Some of Mr. Watson's examples are beyond comical and border on the ridiculous. For example, He laments the fact that librarians are now referred to as: “information needs identifiers,” and that his 12-year-old granddaughter’s report card said that she had “developed a variety of products” in history class. He cites a John Deere tractor safety notice that warns customers to lock the brake or “unexpected non-powered tractor movement may occur.”
When asked what are some of the words he detests most Mr. Watson replied "Implemented." You'll see implemented everywhere. In this language, you “implement” rather than speak or do. And then there is enhanced. Everything is being enhanced. That word is being used in place of other more precise and descriptive words. You can enhance your marriage or your job. You can even implement your enhancements. And "input" is another good one. Companies talk about “input into our people.” This reflects technology and accounting [ideas]. It all has to do with input and outcomes.
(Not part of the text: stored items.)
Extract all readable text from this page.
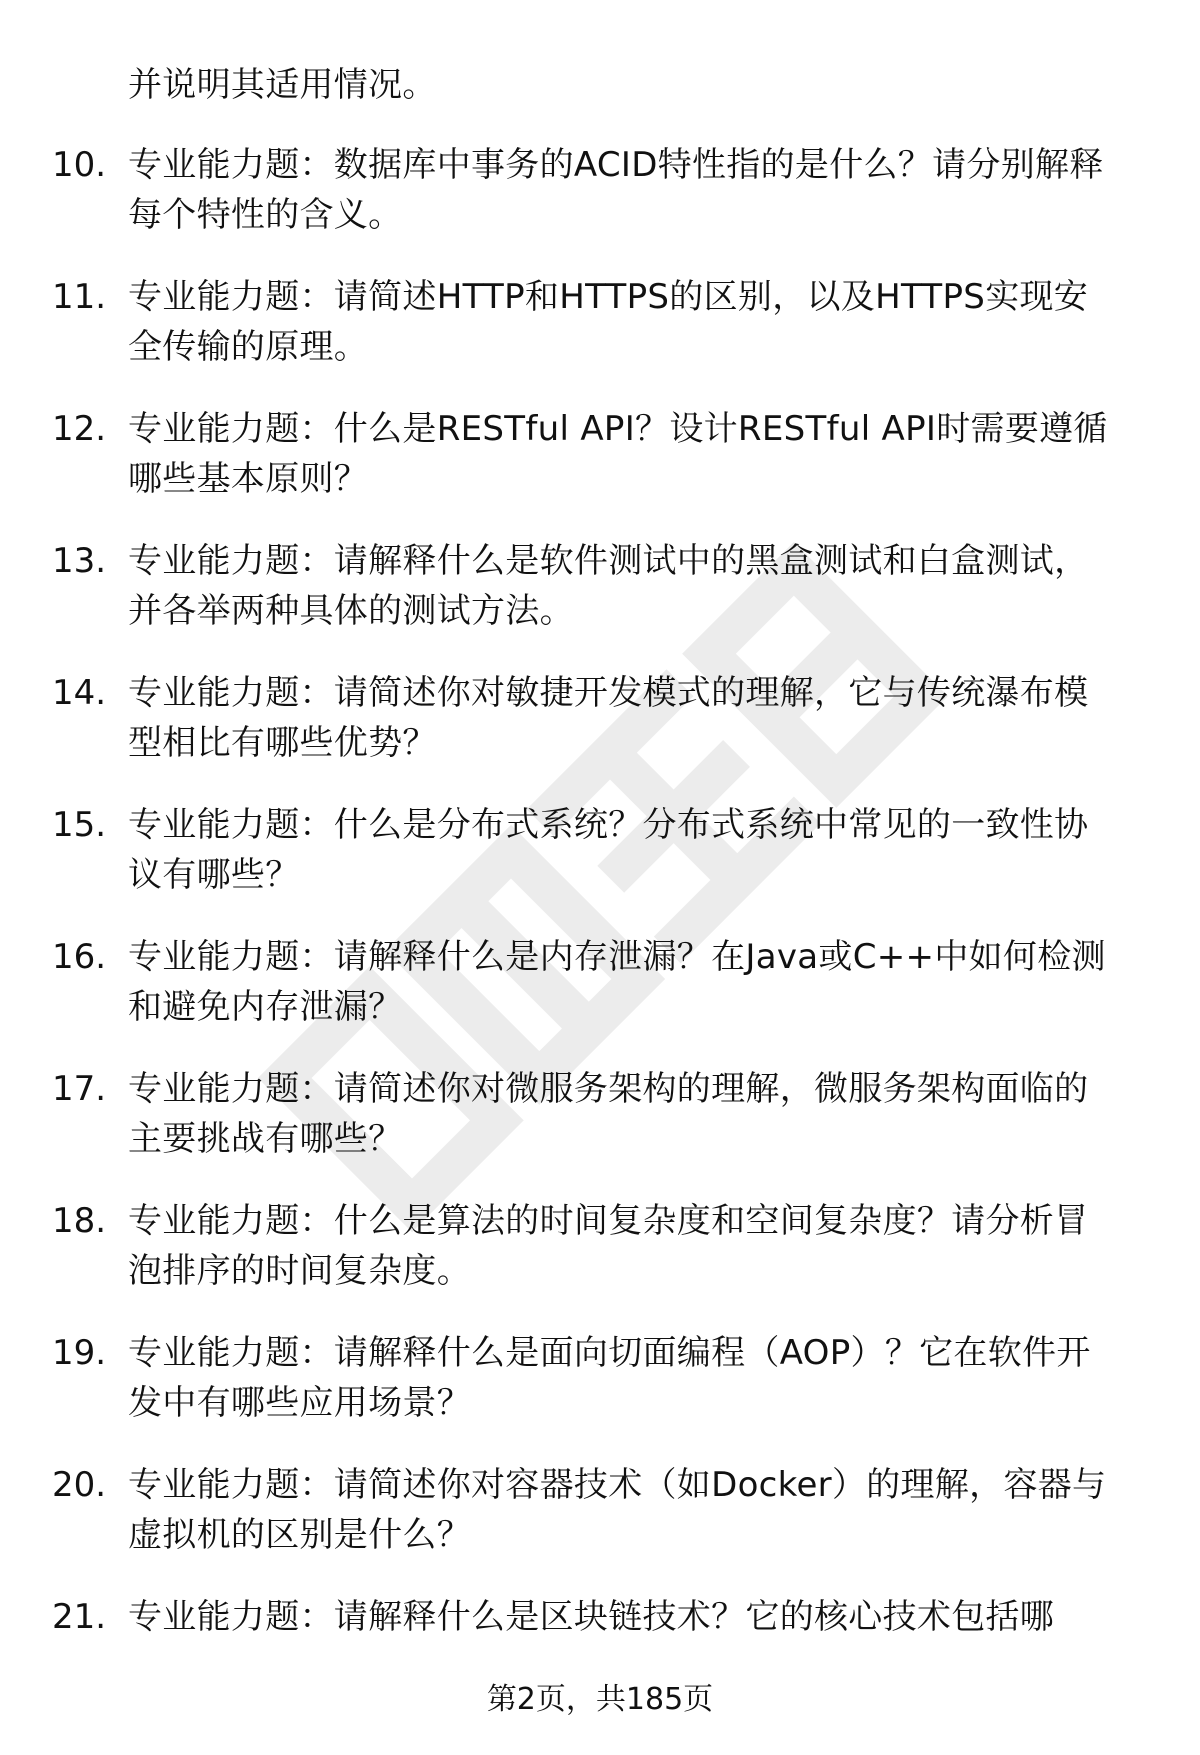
并说明其适用情况。
10. 专业能力题：数据库中事务的ACID特性指的是什么？请分别解释
每个特性的含义。
11. 专业能力题：请简述HTTP和HTTPS的区别，以及HTTPS实现安
全传输的原理。
12. 专业能力题：什么是RESTful API？设计RESTful API时需要遵循
哪些基本原则？
13. 专业能力题：请解释什么是软件测试中的黑盒测试和白盒测试，
并各举两种具体的测试方法。
14. 专业能力题：请简述你对敏捷开发模式的理解，它与传统瀑布模
型相比有哪些优势？
15. 专业能力题：什么是分布式系统？分布式系统中常见的一致性协
议有哪些？
16. 专业能力题：请解释什么是内存泄漏？在Java或C++中如何检测
和避免内存泄漏？
17. 专业能力题：请简述你对微服务架构的理解，微服务架构面临的
主要挑战有哪些？
18. 专业能力题：什么是算法的时间复杂度和空间复杂度？请分析冒
泡排序的时间复杂度。
19. 专业能力题：请解释什么是面向切面编程（AOP）？它在软件开
发中有哪些应用场景？
20. 专业能力题：请简述你对容器技术（如Docker）的理解，容器与
虚拟机的区别是什么？
21. 专业能力题：请解释什么是区块链技术？它的核心技术包括哪
第2页，共185页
But wait, there's more. In my opinion, the worst example of this mangling of the language is this one from a high-school [evaluation]: “Just as the skill and processes are not compartmentalized in the creation process, the evaluation of outcomes will occur against a background of understanding that separation of outcomes into discrete components is subordinate to the evaluation of the total process as a comprehensive outcome.” Nobody has any idea what that means.
Mr. Watson has collected examples that people have sent to him and they are posted on the Web site www.weaselwords.com.au. The site is filled with great cartoons and even a confessions section. My favorite is by Barry Carter who writes "I’m a weaselwordholic." Check it out and let me know what you think. I don't know about you, but I'm going to buy the book if only for levity during stressful moments.
Thank you Mr. Watson. You've ripped the mask off the weaselbeast and left it standing naked before us.
Readers, are you as sick as I am about this corporate speak? Share some of your examples here and let's see how creative you can get.